New weather, new challenges: Helping farmers deal with changing patterns

Climate adaptation projects underway around the country to help farmers adjust to new crop calendar.


April 02, 2013
Climate adaptation projects underway around the country to help farmers adjust to new crop calendar.

MUZAFFARGARH/ THATTA/ ISLAMABAD:


With changes in the weather patterns, emerge new challenges for farmers.


These aberrations are being felt with greater intensity in the areas where the reliance on rain is greater or the regions which have been affected by floods or water-logging.

To this end, Lok Sanjh, an Islamabad-based NGO, is conducting research to prepare a local plan of actions for farmers in Attock, Chakwal and Rawalpindi districts of North Punjab and in Layyah in South Punjab.

Its founder, Shahid Zia, said a project to understand climate change will last a year, but a plan of action and implementation will take more time. Research is underway on crop rotation and seed management given the changing weather in these regions, he added.

Five years ago, Zia also introduced the system of rice intensification, a climate-resilient rice growing technique, in northern districts of Punjab. Over 500 farmers are currently applying the technique to grow rice.

Similarly, nearly 150 farmers in Thatta will learn how to cultivate multiple crops and adjust to the new cropping calendar.

Through a project initiated with the help of three community-based organisations in Thatta, local farmers will find a lot of relief in their work. The Project Director Haseeb Kiani, called the project, “the first local adaptation plan of action in response to climate change at the grassroots level.”

Lead Pakistan in Muzaffargarh district will also launch a similar project - training 450 farmers to build salinity drains, necessary to drain excess rainwater to the canals while preventing soil erosion and water logging problem that leave the land unsuited for agricultural purposes. The pilot projects, launched last week in Thatta and a week before in Muzaffargarh, are set for completion by April 2014.

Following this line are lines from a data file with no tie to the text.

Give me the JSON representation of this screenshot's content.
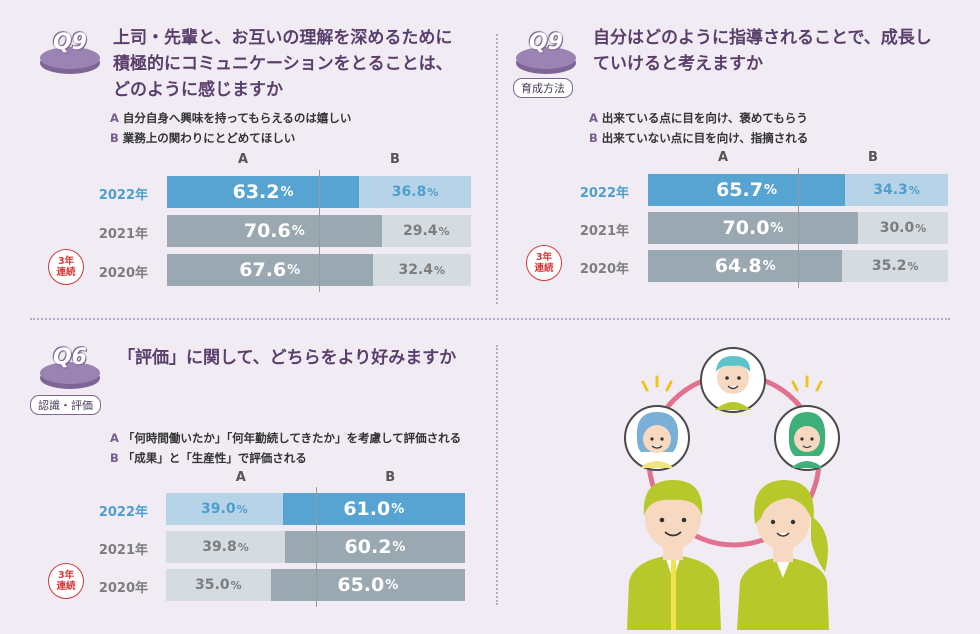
{
  "panels": [
    {
      "id": "q9a",
      "badge": "Q9",
      "tag": "",
      "title": [
        "上司・先輩と、お互いの理解を深めるために",
        "積極的にコミュニケーションをとることは、",
        "どのように感じますか"
      ],
      "options": [
        {
          "key": "A",
          "text": "自分自身へ興味を持ってもらえるのは嬉しい"
        },
        {
          "key": "B",
          "text": "業務上の関わりにとどめてほしい"
        }
      ],
      "consecutive": [
        "3年",
        "連続"
      ]
    },
    {
      "id": "q9b",
      "badge": "Q9",
      "tag": "育成方法",
      "title": [
        "自分はどのように指導されることで、成長し",
        "ていけると考えますか"
      ],
      "options": [
        {
          "key": "A",
          "text": "出来ている点に目を向け、褒めてもらう"
        },
        {
          "key": "B",
          "text": "出来ていない点に目を向け、指摘される"
        }
      ],
      "consecutive": [
        "3年",
        "連続"
      ]
    },
    {
      "id": "q6",
      "badge": "Q6",
      "tag": "認識・評価",
      "title": [
        "「評価」に関して、どちらをより好みますか"
      ],
      "options": [
        {
          "key": "A",
          "text": "「何時間働いたか」「何年勤続してきたか」を考慮して評価される"
        },
        {
          "key": "B",
          "text": "「成果」と「生産性」で評価される"
        }
      ],
      "consecutive": [
        "3年",
        "連続"
      ]
    }
  ],
  "colors": {
    "current_major": "#57a4d2",
    "current_minor": "#b7d3e8",
    "past_major": "#9aa8b2",
    "past_minor": "#d4dbe1",
    "text_major": "#ffffff",
    "text_minor_current": "#4d9fcd",
    "text_minor_past": "#7d7d7d"
  },
  "chart_data": [
    {
      "type": "bar",
      "stacked": true,
      "orientation": "horizontal",
      "title": "上司・先輩と、お互いの理解を深めるために積極的にコミュニケーションをとることは、どのように感じますか",
      "categories": [
        "2022年",
        "2021年",
        "2020年"
      ],
      "series": [
        {
          "name": "A",
          "values": [
            63.2,
            70.6,
            67.6
          ]
        },
        {
          "name": "B",
          "values": [
            36.8,
            29.4,
            32.4
          ]
        }
      ],
      "unit": "%",
      "xlim": [
        0,
        100
      ]
    },
    {
      "type": "bar",
      "stacked": true,
      "orientation": "horizontal",
      "title": "自分はどのように指導されることで、成長していけると考えますか",
      "categories": [
        "2022年",
        "2021年",
        "2020年"
      ],
      "series": [
        {
          "name": "A",
          "values": [
            65.7,
            70.0,
            64.8
          ]
        },
        {
          "name": "B",
          "values": [
            34.3,
            30.0,
            35.2
          ]
        }
      ],
      "unit": "%",
      "xlim": [
        0,
        100
      ]
    },
    {
      "type": "bar",
      "stacked": true,
      "orientation": "horizontal",
      "title": "「評価」に関して、どちらをより好みますか",
      "categories": [
        "2022年",
        "2021年",
        "2020年"
      ],
      "series": [
        {
          "name": "A",
          "values": [
            39.0,
            39.8,
            35.0
          ]
        },
        {
          "name": "B",
          "values": [
            61.0,
            60.2,
            65.0
          ]
        }
      ],
      "unit": "%",
      "xlim": [
        0,
        100
      ]
    }
  ]
}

Kiani, the director for Lead’s Climate Leadership for Effective Adaptation and Resilience project in 13 districts across South Punjab and Sindh, said they are interviewing 150 people in each district about the changes with response to extreme weather patterns.

The year-long training project in Thatta was launched on March 29. Interviews with local farmers revealed that winters are becoming shorter while summer season is becoming longer, said Kiani. This has delayed the cropping period since the traditional sowing season for wheat started on October 15 and lasted till the first week of November. With shorter winters, it has moved as farther till mid of December, he pointed out.

Many crops do not survive because most local farmers are still following the old cropping calendar. This has led to low yields and sometimes even damaged the entire crop of cotton, wheat, sunflower, sugarcane and cotton.

The programme will train farmers on techniques for maximum utilisation of their land. For one field, they will be trained to crop cotton or wheat along with some local vegetables. If one crop is damaged, the other could serve as a financial cushion, he explained.

The vulnerability study for Muzaffargarh, which was the worst hit area in the South Punjab in the of floods of 2010, revealed the foremost demand to establish salinity drains. Old ones are broken down or non-existent in most areas, he said, adding that uneven monsoon patterns also make these drains an absolute necessity.

Their studies also revealed that only 1.5 million acres of the total 2.5 million acres remains cultivable in Muzaffargarh. Salinity and water logging cannot be blamed entirely for the land becoming infertile, but they are definitely one of the big reasons behind the loss of agricultural land, he said.

The farmers who manage to establish salinity drains will be given small incentives. “This will not only encourage them to build drains they are to benefit from, but will also encourage other farmers to build similar ones to prevent flooding and water logging in the future.”

After the interviews, a vulnerability assessment report is compiled and then focus group discussions are held. Following the focus group discussions, Lead will prepare a local plan of action. So far, assessment studies and focus groups have already been held in Layyah, Dadu, Badin, Muzaffargarh and Thatta.

Published in The Express Tribune, April 2nd, 2013.